Dyskeratosis Follicular

Dyskeratosis Follicular is a rare genetically determined skin disease characterized by dysplasia of the epithelial elements of the follicle without the presence of malignant neoplasms.

The disease is typical for elderly and senile people; it is often registered among relatives of the proband (the patient’s mother) 3-5 times more often than among healthy women.

During the first examination, the presence of the disease is confirmed in approximately one third of patients, and as experience in pathoanatomical practice accumulates, it is detected more and more often. An increase in incidence was noted in areas of Siberia and the Far East, which may be due to the influence of cold factors.
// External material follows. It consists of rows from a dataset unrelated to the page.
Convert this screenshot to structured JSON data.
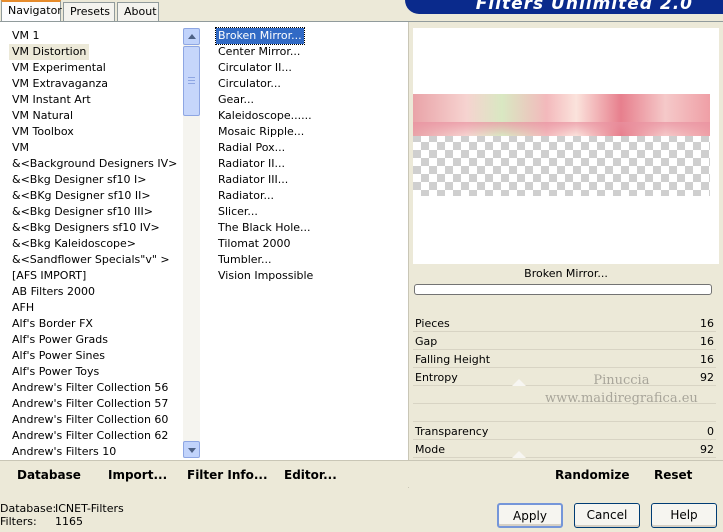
{
  "tabs": [
    "Navigator",
    "Presets",
    "About"
  ],
  "brand": "Filters Unlimited 2.0",
  "categories": [
    "VM 1",
    "VM Distortion",
    "VM Experimental",
    "VM Extravaganza",
    "VM Instant Art",
    "VM Natural",
    "VM Toolbox",
    "VM",
    "&<Background Designers IV>",
    "&<Bkg Designer sf10 I>",
    "&<BKg Designer sf10 II>",
    "&<Bkg Designer sf10 III>",
    "&<Bkg Designers sf10 IV>",
    "&<Bkg Kaleidoscope>",
    "&<Sandflower Specials\"v\" >",
    "[AFS IMPORT]",
    "AB Filters 2000",
    "AFH",
    "Alf's Border FX",
    "Alf's Power Grads",
    "Alf's Power Sines",
    "Alf's Power Toys",
    "Andrew's Filter Collection 56",
    "Andrew's Filter Collection 57",
    "Andrew's Filter Collection 60",
    "Andrew's Filter Collection 62",
    "Andrew's Filters 10"
  ],
  "selected_category": "VM Distortion",
  "filters": [
    "Broken Mirror...",
    "Center Mirror...",
    "Circulator II...",
    "Circulator...",
    "Gear...",
    "Kaleidoscope......",
    "Mosaic Ripple...",
    "Radial Pox...",
    "Radiator II...",
    "Radiator III...",
    "Radiator...",
    "Slicer...",
    "The Black Hole...",
    "Tilomat 2000",
    "Tumbler...",
    "Vision Impossible"
  ],
  "selected_filter": "Broken Mirror...",
  "filter_name": "Broken Mirror...",
  "params": [
    {
      "label": "Pieces",
      "value": "16"
    },
    {
      "label": "Gap",
      "value": "16"
    },
    {
      "label": "Falling Height",
      "value": "16"
    },
    {
      "label": "Entropy",
      "value": "92"
    },
    {
      "label": "Transparency",
      "value": "0"
    },
    {
      "label": "Mode",
      "value": "92"
    }
  ],
  "watermark": {
    "line1": "Pinuccia",
    "line2": "www.maidiregrafica.eu"
  },
  "bottom_buttons": {
    "database": "Database",
    "import": "Import...",
    "filter_info": "Filter Info...",
    "editor": "Editor...",
    "randomize": "Randomize",
    "reset": "Reset"
  },
  "status": {
    "database_label": "Database:",
    "database_value": "ICNET-Filters",
    "filters_label": "Filters:",
    "filters_value": "1165"
  },
  "dialog_buttons": {
    "apply": "Apply",
    "cancel": "Cancel",
    "help": "Help"
  }
}
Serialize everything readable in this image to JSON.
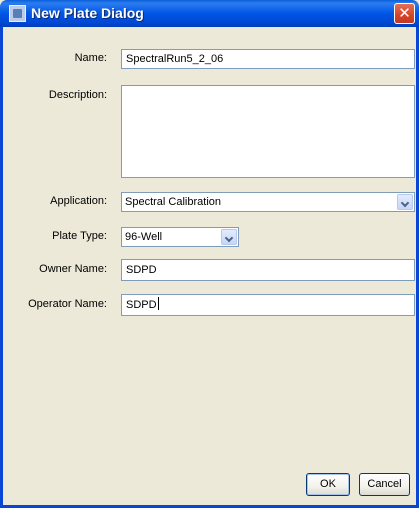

The difficulty of diagnosing the disease is also due to the lack of a unified research method and the insufficient development of classification methods. In this regard, the classification of various authors included various clinical variants of the disease, having both similar and sometimes contradictory diagnostic criteria. Skin damage begins with the follicles and then spreads to the epidermis, atrophy, hyper- and hypopigmentation are possible. Older people over 60 years of age are more prone to pigmentation. Pigmented areas often have irregular contours and reach large sizes. Pigmentation color can vary from yellow to dark brown. The mouths of the sebaceous glands are also affected. Often the disease is accompanied by pathological hair growth (hypertrichosis). Small erosions (atopic excoriation) and ulcerations may occur, which are prone to prolonged healing, scarring, and deformation of the fingertips. X-ray examination usually reveals only nodular osteoporosis. The fibrotic stage, which requires the use of painkillers, develops less frequently: the number of patients with the fibrotic stage increases with age, amounting to approximately 3-8%.

Risk factors for the development of dyskeratosis include sunlight and exposure to cold. Some jobs such as painting houses and spraying chemicals and solvents in factories increase the risk of this disease. In typical cases, follicular hyperplasia and dyskeratoma of the eyelid develop, manifested by impaired growth of eyelashes, their partial loss, unequal size, and thickening of the barrel. There are no diagnostic criteria for follicular dyskirotic melanocytic hyperplasia of the eyelids, and the diagnosis is made based on the clinic and pathomorphological examination of skin or eyelash biopsies. This form has a pronounced predisposition to malignancy, which is manifested by a number of symptoms (keratotic sebaceous papules, ulcerations and crusts) and pigmented or pyogenic plaques. The hair follicles are dilated in a groove-like manner, and flattened grayish-yellow papules covered with scales are visible in the epidermis from the ear surface. Papules are often accompanied by hirsutism, sometimes multiple. The boundaries of the skin pattern are deformed. Ulcers sometimes form under the affected areas. The danger of malignancy that develops in this case is characterized by a change in the color of the epithelium (previously ivory) with brown pigmentation and an inflammatory reaction.